HOUSTON — Jeeno Thitikul hears the noise. The World No. 1 knows the questions are coming, and only one thing can make them disappear. Unfortunately, to this point, it’s the one question Thitikul has been unable to answer as she has risen to the top of the women’s golf world.
Thitikul has won a lot in her young career. She has 21 professional wins, including eight on the LPGA and five on the Ladies European Tour. She has won back-to-back CME Group Tour Championships, two Vare Trophies, and was named the LPGA’s Player of the Year in 2025 when she was one of just two players to win multiple titles.
But for all her talent and accomplishments, Thitikul hasn’t ascended the biggest mountain. Major glory has eluded her. She has nine top-10s in 27 major starts as a pro. She held the 36-hole lead at the 2024 Chevron Championship but faded on the weekend as Nelly Korda went on to win. She watched Minjee Lee blow by her on the weekend at the 2025 KPMG Women’s PGA, and then saw Grace Kim track her down and beat her in dramatic fashion at the Evian.
Thitikul’s major dreams have been within her grasp, but she has watched them slip through her fingers several times as if she were trying to grab smoke.
Last year, at the Chevron and KPMG Women’s PGA Championship, Thitikul brushed aside the idea of feeling the pressure to win a major championship — to take the step fitting her world-class talent.
“Every major, I just want to make the cut, to be honest,” Thitikul said, with a laugh, at PGA Frisco last year. “It would be really great to win it, and definitely I can tell that it would be like everyone dreams to win a major. To me, what I have now under my belt, I’m pretty happy with all I’ve achieved. If I can get it, it would be great, but if not, I don’t have anything to regret.”
At last year’s Chevron, Thitikul, with the invincibility of youth radiating off her, said she would be totally fine if she never won a major. That’s the perspective that stems from a humble upbringing in Ratchaburi, Thailand, a small town not too far from Bangkok that didn’t have a golf course. Thitikul has always had a great sense of perspective. She learned the game from her grandfather and pursued it professionally to give her family a better life. Given her career earnings, she has already done that. Whatever comes next is extra. That’s the gift of being young, of having only light ahead of you and having already made it further than she ever thought possible.
“I would see that as a challenging thing,” Thitikul said last year of trying to win a major. “Like, one challenge to do. I’m not saying it’s stressful because I know I’m still young and a lot of opportunities will come forward.

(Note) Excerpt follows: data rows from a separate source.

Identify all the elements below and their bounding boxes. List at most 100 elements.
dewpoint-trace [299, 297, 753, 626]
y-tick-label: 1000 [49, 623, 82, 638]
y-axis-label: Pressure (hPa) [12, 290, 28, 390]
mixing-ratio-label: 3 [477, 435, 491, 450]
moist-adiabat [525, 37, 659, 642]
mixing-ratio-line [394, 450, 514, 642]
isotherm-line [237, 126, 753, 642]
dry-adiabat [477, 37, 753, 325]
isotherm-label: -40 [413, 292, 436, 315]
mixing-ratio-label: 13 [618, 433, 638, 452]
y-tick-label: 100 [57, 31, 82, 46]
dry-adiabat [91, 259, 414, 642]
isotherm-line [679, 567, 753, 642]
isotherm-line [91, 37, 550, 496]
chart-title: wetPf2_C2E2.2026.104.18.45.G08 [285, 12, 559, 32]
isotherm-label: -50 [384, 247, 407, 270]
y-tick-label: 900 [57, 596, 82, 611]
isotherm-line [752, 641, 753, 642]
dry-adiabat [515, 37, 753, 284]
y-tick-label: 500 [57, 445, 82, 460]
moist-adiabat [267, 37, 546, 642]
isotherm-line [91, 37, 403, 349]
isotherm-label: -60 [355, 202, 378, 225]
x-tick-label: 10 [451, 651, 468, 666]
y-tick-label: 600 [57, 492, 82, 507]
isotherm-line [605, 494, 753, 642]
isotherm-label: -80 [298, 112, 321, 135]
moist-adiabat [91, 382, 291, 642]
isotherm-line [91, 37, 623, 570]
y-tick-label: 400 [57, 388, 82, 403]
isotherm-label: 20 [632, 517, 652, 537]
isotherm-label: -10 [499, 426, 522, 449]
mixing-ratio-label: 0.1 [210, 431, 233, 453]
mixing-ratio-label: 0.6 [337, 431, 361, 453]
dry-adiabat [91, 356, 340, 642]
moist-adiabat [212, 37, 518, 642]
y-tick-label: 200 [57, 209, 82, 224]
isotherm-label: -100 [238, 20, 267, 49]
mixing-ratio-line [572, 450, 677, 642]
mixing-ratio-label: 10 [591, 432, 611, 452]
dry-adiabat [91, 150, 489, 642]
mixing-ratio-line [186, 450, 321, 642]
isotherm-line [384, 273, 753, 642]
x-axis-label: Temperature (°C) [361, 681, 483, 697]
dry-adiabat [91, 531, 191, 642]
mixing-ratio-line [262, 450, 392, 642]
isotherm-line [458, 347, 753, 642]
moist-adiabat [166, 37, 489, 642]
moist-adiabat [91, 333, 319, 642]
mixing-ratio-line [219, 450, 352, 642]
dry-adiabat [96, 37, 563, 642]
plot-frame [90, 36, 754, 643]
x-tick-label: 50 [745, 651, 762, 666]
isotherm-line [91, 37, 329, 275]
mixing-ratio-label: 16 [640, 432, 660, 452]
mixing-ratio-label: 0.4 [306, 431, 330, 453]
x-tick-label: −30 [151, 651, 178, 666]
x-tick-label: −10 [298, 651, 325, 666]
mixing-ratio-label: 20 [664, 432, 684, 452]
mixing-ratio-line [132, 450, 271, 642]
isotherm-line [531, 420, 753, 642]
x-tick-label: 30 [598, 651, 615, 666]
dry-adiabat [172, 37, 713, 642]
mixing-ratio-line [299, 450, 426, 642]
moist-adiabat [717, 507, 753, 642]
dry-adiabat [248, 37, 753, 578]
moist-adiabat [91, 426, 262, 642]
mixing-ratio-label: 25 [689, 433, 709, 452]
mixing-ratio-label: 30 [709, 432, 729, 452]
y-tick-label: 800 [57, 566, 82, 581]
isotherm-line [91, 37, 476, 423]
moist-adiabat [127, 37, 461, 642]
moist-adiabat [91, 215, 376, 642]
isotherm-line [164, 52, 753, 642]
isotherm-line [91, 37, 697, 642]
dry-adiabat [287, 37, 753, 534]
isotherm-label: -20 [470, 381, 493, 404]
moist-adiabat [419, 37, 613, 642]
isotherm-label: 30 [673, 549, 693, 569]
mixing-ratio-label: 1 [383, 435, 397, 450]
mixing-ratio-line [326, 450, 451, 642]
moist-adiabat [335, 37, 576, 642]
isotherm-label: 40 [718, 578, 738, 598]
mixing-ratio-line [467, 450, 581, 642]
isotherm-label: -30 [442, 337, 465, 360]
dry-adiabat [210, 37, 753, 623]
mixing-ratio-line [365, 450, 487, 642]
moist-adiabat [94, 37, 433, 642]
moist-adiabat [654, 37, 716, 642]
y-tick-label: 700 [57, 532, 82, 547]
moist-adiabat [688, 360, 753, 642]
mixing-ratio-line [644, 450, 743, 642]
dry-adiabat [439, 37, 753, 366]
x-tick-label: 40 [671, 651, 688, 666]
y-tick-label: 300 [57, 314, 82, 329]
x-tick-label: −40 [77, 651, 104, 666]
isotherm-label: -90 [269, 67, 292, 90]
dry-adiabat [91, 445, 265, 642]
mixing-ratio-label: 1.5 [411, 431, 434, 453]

“I just answer myself if I’m not winning any major [until] I retire, if I’m going to be regret or I’m going to be sad about that, and I would say I’m not. I’m thinking all the things that I have been doing out here on the tour, [if] I have done enough, and then I give it all 100 percent, and I just let it be more natural. If I get it, I’ll get it. If not, it’s just more things to do, more than life, more than golf.”
Time and scars have a way of changing things.
No one is immune to the weight of major pressure, and, as time passes and the goal remains elusive, things can change.
After a summer in which she was bested by Lee in Frisco and failed to put away Kim at the Evian, Thitikul arrives at this year’s Chevron Championship understanding the increased stakes the longer her majorless streak drones on. She’s still approaching it the same, but understands the weight will increase if she continues to come up short. That her accomplishments are unimpeachable, but majors are different, no matter what you tell yourself.
“Every time I lost in a major, for sure, people remind every week,” Thitikul said, laughing, on Tuesday at Memorial Park in Houston. “Obviously, I think it’s just the challenge of my career. I know what I have [under my] belt right now at this [age]. I think I accomplish a lot, but obviously [majors are] the one that I feel like the first time is always the hardest.
“And then if I can prove to myself that I can be able to do that, I think it’s just — that’s what golf is.”
Thitikul has already shown that she can overcome obstacles and bounce back from heartbreak — that she can endure pain and use it as fuel to climb.
Last season, after she four-putted on the 72nd hole to lose the Kroger Championship, Thitikul, the grounded World No. 1, went home to Dallas and cried her eyes out. She took a photo of her swollen face to remind her of the ups and downs of the life she chose. There will be highs, but they don’t come without the lows. A few weeks later, Thitikul flushed that loss by authoring a historic comeback in Shanghai. After that win, she showed a different side of herself. She showed the tears of a world-beating talent with a fire to be great — one who wants to win and make the most of a rare gift.
“I just kept [telling] myself whatever [happens] in dramatic events, not just Cincinnati, but in this year, I just told myself that I need to earn it by myself,” Thitikul said in Shanghai. “The winner is just only one player and then I have to earn it by myself, and then when it’s my time, I will want to be in that moment again and did it by myself again. I’ve got nothing to be scared of anymore.”